Boyhowdy, that little chimera woke me right the fuck up. I wondered, could my nightmare have anything to do with the book I was buried inside until late?

I'm rereading Stranger in a Strange Land. So, no – the dream is strangeness all of its own.
Once upon a time there was a Martian named Valentine Michael Smith.
I recall, on first read at the tender-ish age of 16 or 17, being completely and totally wowed. This, THIS was what life was all about…more or less. Stranger is saturated with 70,031 kinds of yummy Zen goodness.

I went on to read all the Alan Watts I could get my hands on. Watts wrote a LOT about Zen Buddhism but was criticized by American Buddhists for not sitting regularly in zazen – Zen meditation. Watts replied with "A cat sits until it is done sitting, and then gets up, stretches, and walks away." Yeah brother – tell it! Zen spoke to me a whole fuckton more clearly and logically than the Catholicism I'd been raised in as well as any of the other religions I'd explored.

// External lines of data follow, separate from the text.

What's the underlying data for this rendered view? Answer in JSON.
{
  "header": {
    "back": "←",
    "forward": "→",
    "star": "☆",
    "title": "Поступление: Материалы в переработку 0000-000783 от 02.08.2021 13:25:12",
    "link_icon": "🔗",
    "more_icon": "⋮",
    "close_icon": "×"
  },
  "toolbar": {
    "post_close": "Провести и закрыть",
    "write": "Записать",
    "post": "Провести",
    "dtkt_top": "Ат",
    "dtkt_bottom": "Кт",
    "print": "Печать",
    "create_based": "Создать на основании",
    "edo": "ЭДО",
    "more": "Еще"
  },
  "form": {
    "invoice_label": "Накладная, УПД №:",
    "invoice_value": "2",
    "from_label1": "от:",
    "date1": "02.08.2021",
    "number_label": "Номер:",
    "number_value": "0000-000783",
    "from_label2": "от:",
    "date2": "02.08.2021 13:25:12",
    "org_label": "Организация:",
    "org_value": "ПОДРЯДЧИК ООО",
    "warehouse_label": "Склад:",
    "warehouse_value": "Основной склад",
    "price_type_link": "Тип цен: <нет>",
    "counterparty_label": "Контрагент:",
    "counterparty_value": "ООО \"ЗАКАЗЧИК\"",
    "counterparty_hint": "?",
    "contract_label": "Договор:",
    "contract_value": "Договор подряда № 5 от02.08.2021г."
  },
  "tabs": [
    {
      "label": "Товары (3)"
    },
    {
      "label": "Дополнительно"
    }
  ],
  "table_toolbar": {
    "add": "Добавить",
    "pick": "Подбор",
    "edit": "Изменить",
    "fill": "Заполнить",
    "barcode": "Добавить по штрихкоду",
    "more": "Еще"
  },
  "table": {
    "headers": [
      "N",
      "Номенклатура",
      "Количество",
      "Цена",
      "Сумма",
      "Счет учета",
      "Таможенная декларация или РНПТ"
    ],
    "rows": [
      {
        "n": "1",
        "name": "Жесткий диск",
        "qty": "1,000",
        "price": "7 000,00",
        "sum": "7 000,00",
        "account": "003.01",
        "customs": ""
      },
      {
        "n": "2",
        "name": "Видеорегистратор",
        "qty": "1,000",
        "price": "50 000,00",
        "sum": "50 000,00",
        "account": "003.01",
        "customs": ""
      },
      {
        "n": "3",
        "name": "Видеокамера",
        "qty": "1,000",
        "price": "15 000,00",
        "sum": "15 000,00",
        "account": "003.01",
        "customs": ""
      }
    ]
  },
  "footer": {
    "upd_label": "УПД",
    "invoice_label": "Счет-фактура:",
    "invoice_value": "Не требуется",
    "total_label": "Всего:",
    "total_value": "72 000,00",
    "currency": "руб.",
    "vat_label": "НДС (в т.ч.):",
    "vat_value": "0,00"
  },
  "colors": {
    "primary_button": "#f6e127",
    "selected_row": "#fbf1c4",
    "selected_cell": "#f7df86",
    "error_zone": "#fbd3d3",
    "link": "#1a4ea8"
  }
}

In reading  Stranger again, 40+ years later (gulp) I’m finding shit that doesn’t trip my trigger and stuff that’s just flat out dated. So far, that is. Still, I’m enjoying the ever livin' hell out of it and it’s providing a bit of guidance and comfort in this monster grief of mine.
Love is that condition in which the happiness of another person is essential to your own.

I've found out why people laugh. They laugh because it hurts so much . . . because it's the only thing that'll make it stop hurting.

But goodness alone is never enough. A hard, cold wisdom is required for goodness to accomplish good. Goodness without wisdom always accomplishes evil.

It would take centuries and he must grow and grow and grow, but he was in no hurry--he grokked that Eternity and the ever-beautifully-changing Now were identical.
When Jill, the nurse who'd rescued him from the baddies, insists that Valentine Michael Smith put on clothes, Harshaw, the man giving them sanctuary, responds with:
Customs, morals—is there a difference? Woman, do you realize what you are doing? Here, by the grace of God and an inside straight, we have a personality untouched by the psychotic taboos of our tribe—and you want to turn him into a carbon copy of every fourth-rate conformist in this frightened land! Why don’t you go whole hog? Get him a brief case and make him carry it wherever he goes—make him feel shame if he doesn’t have it.
YES! Fuck the fucking bullshit customs of our tribe. I gotta be me!
'Grok' means to understand so thoroughly that the observer becomes a part of the process being observed—to merge, to blend, to intermarry, to lose personal identity in group experience.
After my first Stranger study, I went on to Heinlein's The Moon Is a Harsh Mistress, Time Enough for Love and one other whose name escapes me. None of them thumpingly poleaxed me like Stranger. 

I found other brilliant gems. Asimov's Foundation Trilogy and I, Robot, Ursula Le Guin's Left Hand of Darkness, Frank Herbert's Dune and more. Sci fi had me solidly hooked but none left a mega-giant tattoo like Stranger.